En revanche, il existe des incohérences de traitement des pensions alimentaires dans les barèmes sociaux et fiscaux , qui peuvent paradoxalement entraîner une perte de revenu pour un ménage modeste et inciter les deux parties à renoncer au versement de la pension, comme l'a démontré un rapport du Haut-Conseil de la famille, de l'enfance et de l'âge (HCFEA) 168 ( * ) . Une piste envisagée par ce rapport est de considérer la pension alimentaire comme une participation du parent non gardien aux dépenses nécessaires à l'entretien de ses enfants plutôt que comme un transfert de revenu entre les ménages des deux parents séparés. En conséquence, la pension alimentaire reçue ou versée ne serait plus prise en compte dans les bases ressources des prestations sociales ou dans le revenu imposable. Par cohérence, l'allocation de soutien familial (ASF), prestation versée lorsque le parent débiteur est défaillant ou lorsque la pension alimentaire est très faible, devrait connaître le même traitement.

Proposition n° 39 : Ne plus prendre en compte les pensions alimentaires et l'allocation de soutien familial dans le calcul du RSA et de la prime d'activité ainsi que dans le revenu imposable.

Par ailleurs, l'accompagnement des séparations et des liens post-séparation est souvent négligé alors qu'il peut avoir un impact important sur la situation socio-économique des familles monoparentales. L'Unaf considère que les services de médiation familiale , qui restent peu développés, constituent un outil utile pour éviter les tensions, notamment économiques, entre parents séparés. Un nombre suffisant de médiateurs familiaux devrait être formé afin de permettre le développement de ces services.

Proposition n° 40 : Développer les services de médiation familiale visant à maintenir les liens de solidarité entre parents séparés.


* 162 Une proposition de loi allant en ce sens, déposée par notre collègue Rémi Cardon, a été rejetée par le Sénat le 20 janvier 2021.

* 163 Les biens non productifs de revenu réel sont considérés comme produisant un revenu annuel fictif égal à 3 % de leur montant.

* 164 Art. L. 262-41 du code de l'action sociale et des familles.

* 165 Propriétés bâties ou non bâties ; travaux, charges et frais d'entretien des immeubles ; automobiles, bateaux de plaisance et motocyclettes ; appareils électroménagers, équipements son-hifi-vidéo et matériels informatiques du foyer ; voyages, séjours en hôtels, locations saisonnières, restaurants, frais de réception, biens et services culturels, éducatifs, de communication et de loisirs.
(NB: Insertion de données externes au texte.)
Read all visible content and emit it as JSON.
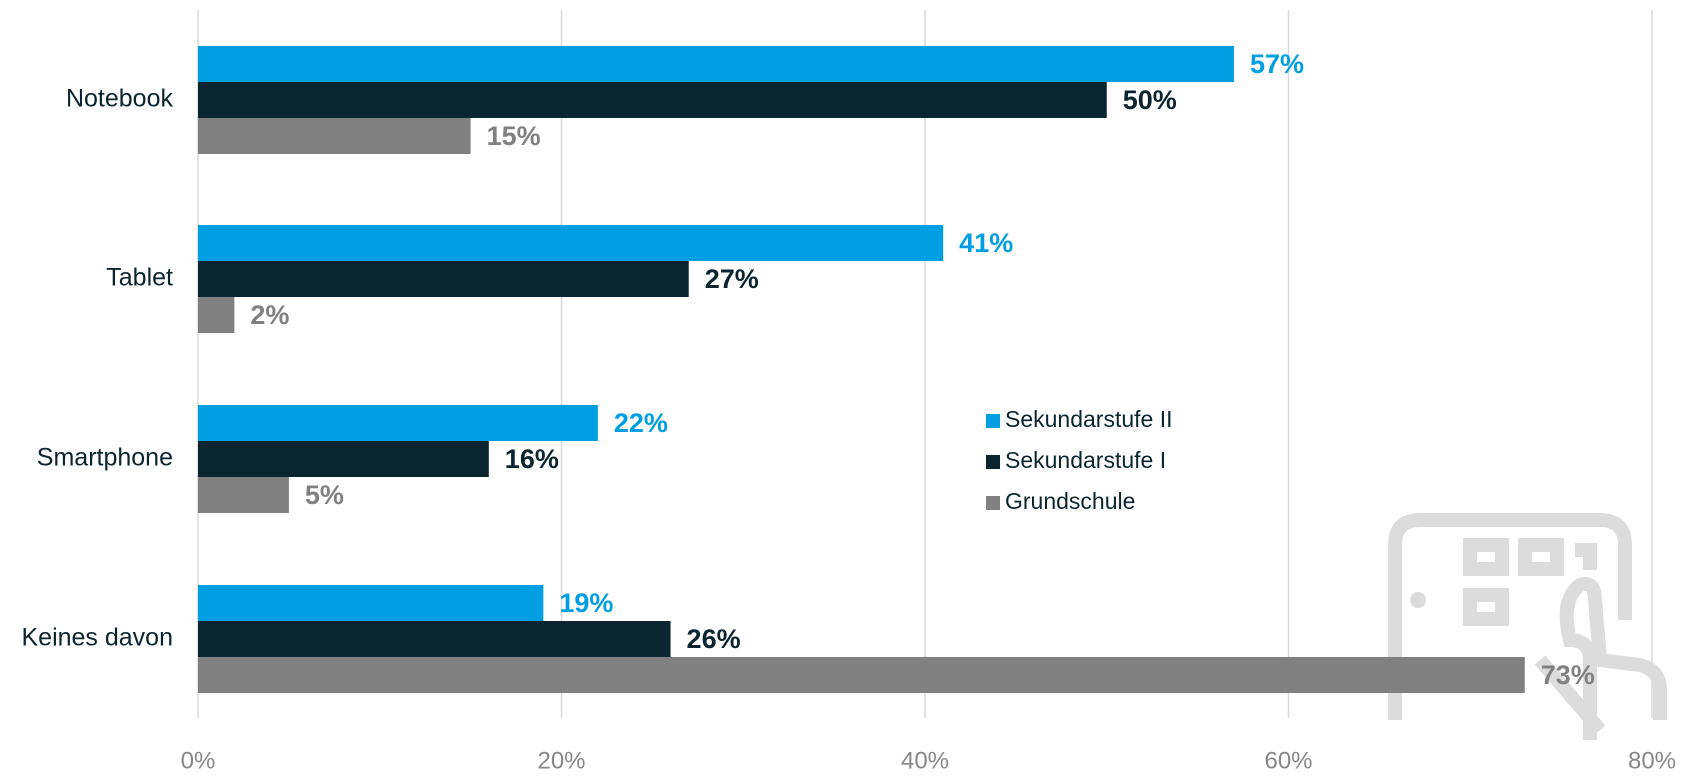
{
  "chart_data": {
    "type": "bar",
    "orientation": "horizontal",
    "categories": [
      "Notebook",
      "Tablet",
      "Smartphone",
      "Keines davon"
    ],
    "series": [
      {
        "name": "Sekundarstufe II",
        "color": "#009fe3",
        "values": [
          57,
          41,
          22,
          19
        ],
        "value_labels": [
          "57%",
          "41%",
          "22%",
          "19%"
        ]
      },
      {
        "name": "Sekundarstufe I",
        "color": "#0b2530",
        "values": [
          50,
          27,
          16,
          26
        ],
        "value_labels": [
          "50%",
          "27%",
          "16%",
          "26%"
        ]
      },
      {
        "name": "Grundschule",
        "color": "#808080",
        "values": [
          15,
          2,
          5,
          73
        ],
        "value_labels": [
          "15%",
          "2%",
          "5%",
          "73%"
        ]
      }
    ],
    "xlim": [
      0,
      80
    ],
    "xticks": [
      {
        "value": 0,
        "label": "0%"
      },
      {
        "value": 20,
        "label": "20%"
      },
      {
        "value": 40,
        "label": "40%"
      },
      {
        "value": 60,
        "label": "60%"
      },
      {
        "value": 80,
        "label": "80%"
      }
    ],
    "grid": true
  }
}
* 166 Projet de loi n° 4406, adopté par le Sénat, relatif à la différenciation, la décentralisation, la déconcentration et portant diverses mesures de simplification de l'action publique locale - Article 2.

* 167 IGAS, IGF, IGSJ, Création d'une agence de recouvrement des impayés de pensions alimentaires, septembre 2016.

* 168 Les ruptures de couples avec enfants mineurs, rapport du Conseil de la famille, HCFEA, janvier 2020.